Saturday, August 1, 2009

A (Mostly) Vegetarian Dinner

I have (rightfully) been accused of not seeing how anyone can not eat animals or the awesome products they provide us. That being said I do enjoy dishes without meat as long as they are good and don't hope to be glorified simply because they lack one of God's furry creatures.

Being that summer time is in full swing here and we have a ton of produce coming in from the yard I decided to make a meatless meal tonight. It is a challenge to make vegetarian food beat the poor rap it so well deserves most of the time. I was up for a challange.

We, like most every home gardener this time of year have a ridiculous amount of zucchini. Thankfully there are a million and one ways to cook these things. If you are lost for ideas look outside the US for inspiration. Other countries seem to get a lot more creative than we do.

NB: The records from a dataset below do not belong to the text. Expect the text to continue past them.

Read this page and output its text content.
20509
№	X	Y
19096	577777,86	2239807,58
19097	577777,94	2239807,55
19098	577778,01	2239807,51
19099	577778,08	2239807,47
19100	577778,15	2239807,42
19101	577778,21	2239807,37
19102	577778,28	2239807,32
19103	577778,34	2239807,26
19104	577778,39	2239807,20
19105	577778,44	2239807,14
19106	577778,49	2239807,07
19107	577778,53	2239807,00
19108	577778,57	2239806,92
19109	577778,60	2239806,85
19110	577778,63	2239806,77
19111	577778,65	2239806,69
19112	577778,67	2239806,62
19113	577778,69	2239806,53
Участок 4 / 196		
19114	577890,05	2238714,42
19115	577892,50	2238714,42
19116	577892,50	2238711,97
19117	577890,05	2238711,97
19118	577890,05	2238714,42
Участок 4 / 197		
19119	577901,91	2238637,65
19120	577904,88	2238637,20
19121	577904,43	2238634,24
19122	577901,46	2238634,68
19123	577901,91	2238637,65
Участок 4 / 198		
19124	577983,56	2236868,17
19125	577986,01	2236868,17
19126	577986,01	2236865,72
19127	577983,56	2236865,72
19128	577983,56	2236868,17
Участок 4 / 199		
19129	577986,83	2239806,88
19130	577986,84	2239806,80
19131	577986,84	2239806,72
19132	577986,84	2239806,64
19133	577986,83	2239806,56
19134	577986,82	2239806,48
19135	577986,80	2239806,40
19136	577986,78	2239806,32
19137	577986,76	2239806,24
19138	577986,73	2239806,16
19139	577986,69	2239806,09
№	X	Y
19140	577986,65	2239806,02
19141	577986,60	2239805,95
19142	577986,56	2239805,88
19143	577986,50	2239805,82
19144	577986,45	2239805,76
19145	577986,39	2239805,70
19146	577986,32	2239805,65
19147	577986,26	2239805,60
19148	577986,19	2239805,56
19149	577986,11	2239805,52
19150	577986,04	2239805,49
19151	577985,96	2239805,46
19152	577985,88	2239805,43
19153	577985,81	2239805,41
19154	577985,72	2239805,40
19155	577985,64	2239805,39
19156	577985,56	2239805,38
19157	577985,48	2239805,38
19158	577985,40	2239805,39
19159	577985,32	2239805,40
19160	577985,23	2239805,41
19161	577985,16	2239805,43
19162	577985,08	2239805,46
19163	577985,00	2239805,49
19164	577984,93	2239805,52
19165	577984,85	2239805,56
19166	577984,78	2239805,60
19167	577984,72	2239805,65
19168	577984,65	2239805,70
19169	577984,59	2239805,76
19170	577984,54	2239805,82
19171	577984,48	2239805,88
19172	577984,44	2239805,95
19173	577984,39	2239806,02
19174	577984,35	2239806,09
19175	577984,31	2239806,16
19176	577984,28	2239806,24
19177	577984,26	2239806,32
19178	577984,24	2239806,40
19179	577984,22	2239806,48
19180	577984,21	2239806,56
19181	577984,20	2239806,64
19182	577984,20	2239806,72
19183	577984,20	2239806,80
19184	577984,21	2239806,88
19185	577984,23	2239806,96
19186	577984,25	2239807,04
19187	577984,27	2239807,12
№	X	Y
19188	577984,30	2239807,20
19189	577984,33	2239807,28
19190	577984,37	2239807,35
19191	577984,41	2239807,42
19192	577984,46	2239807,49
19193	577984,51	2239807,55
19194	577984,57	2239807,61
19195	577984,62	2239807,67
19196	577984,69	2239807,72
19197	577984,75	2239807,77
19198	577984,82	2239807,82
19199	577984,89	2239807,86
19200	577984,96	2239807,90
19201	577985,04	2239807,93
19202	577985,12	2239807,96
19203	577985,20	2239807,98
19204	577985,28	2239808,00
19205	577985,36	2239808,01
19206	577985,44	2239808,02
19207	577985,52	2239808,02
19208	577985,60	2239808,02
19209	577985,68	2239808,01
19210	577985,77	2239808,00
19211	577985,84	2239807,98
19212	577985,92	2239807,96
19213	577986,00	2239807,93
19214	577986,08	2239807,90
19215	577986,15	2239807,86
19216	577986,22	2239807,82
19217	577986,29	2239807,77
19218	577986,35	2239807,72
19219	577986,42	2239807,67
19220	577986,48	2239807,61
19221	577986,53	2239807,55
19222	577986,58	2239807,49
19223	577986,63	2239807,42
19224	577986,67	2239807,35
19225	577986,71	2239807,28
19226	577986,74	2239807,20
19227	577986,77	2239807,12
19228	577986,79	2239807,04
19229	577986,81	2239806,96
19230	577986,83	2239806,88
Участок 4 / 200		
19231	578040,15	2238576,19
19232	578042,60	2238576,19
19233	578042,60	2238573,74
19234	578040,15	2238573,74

I decided to make zucchini pancakes. Here is (more or less...I'm horrible with recipes) what went in them:

- 2 1/2 lbs zucchini - grated and squeezed mostly dry
- 2 eggs - beaten
- 1 small onion - minced
- 2 cloves garlic - minced
- 1/2 cup grated Romano cheese
- 1 T olive oil
- 1/4 c flour
- 3/4 c bread crumbs
- 1 1/2 t baking powder
- Salt to taste
- olive oil - to cook with

- Grate Zucchini, add 2 t salt, wait 5 minutes (no more), and press in colander till mostly dry.
- Mix with all other ingredients.
- Cook over medium or medium low heat...just like pancakes.
- Plate and top with a bit of grated Romano.

Now, I could not just make this for dinner. I made a sauce as well. A caramelized onion and whiskey porter demi-glace. Yep, that's the name. Sounds cool, huh? Tastes about as great as it sounds.

- Caramelize two onions.
- Add a cup of good (homemade!) chicken stock.
- Reduce.
- Add a cup of porter (a homemade oaked whiskey porter in my case...the goal is to get something not super bitter).
- Reduce till coats the back of spoon.
- Money.

The sauce went down on the plates and the pancakes stacked on top, dusted with Romano.

For a side we mandolined some cucumber, onions and tomatoes. Salt, pepper, and 15 well placed drops of 15 year old balsamic.

"Ahh" you say, "but today is Saturday and your wife is at work. Did your kids eat it?"

No, not really. Alexis is just a straight up ham for the camera and Jake was sick so he just packed away a tube of Ritz crackers (not even kidding). Alexis ate hers under pain of not being able to finish Kung Fu Panda.

I could have gotten her to eat sweatbreads with a tripe sauce (not a bad idea actually).

It was stellar. It would have been better if my lovely wife would have been present and/or that guy I called and invited to dinner (Daniel C I am talking about you...your loss buddy), but it was still great. A homemade Belgian Saison accompanied the meal in what might have been the best beer pairing I have ever had.


  1. That sounds so good! For lunch yesterday I used the zucchini you gave me and made a great Frittata using several herbs from my garden.

  2. A wonderful meal; I love the shot of Alexis! "Money"... love it. :)

    The beer sounds, good, too. I'm stealing the image of Alexis and putting it on my FB page. :)

  3. Daniel will be bummed, but as a consolation I will try to re-create this recipe (once I have a kitchen that is:)

  4. @ Sandy - Good to hear the zucchini got put to good use. I was going to do a frittata, but thought of the sauce and had to do pancakes.

    @ Brock - Steal away. You can try the beer when you come out.

    @ Rachael - Good to hear. Hopefully this will be sooner rather than later!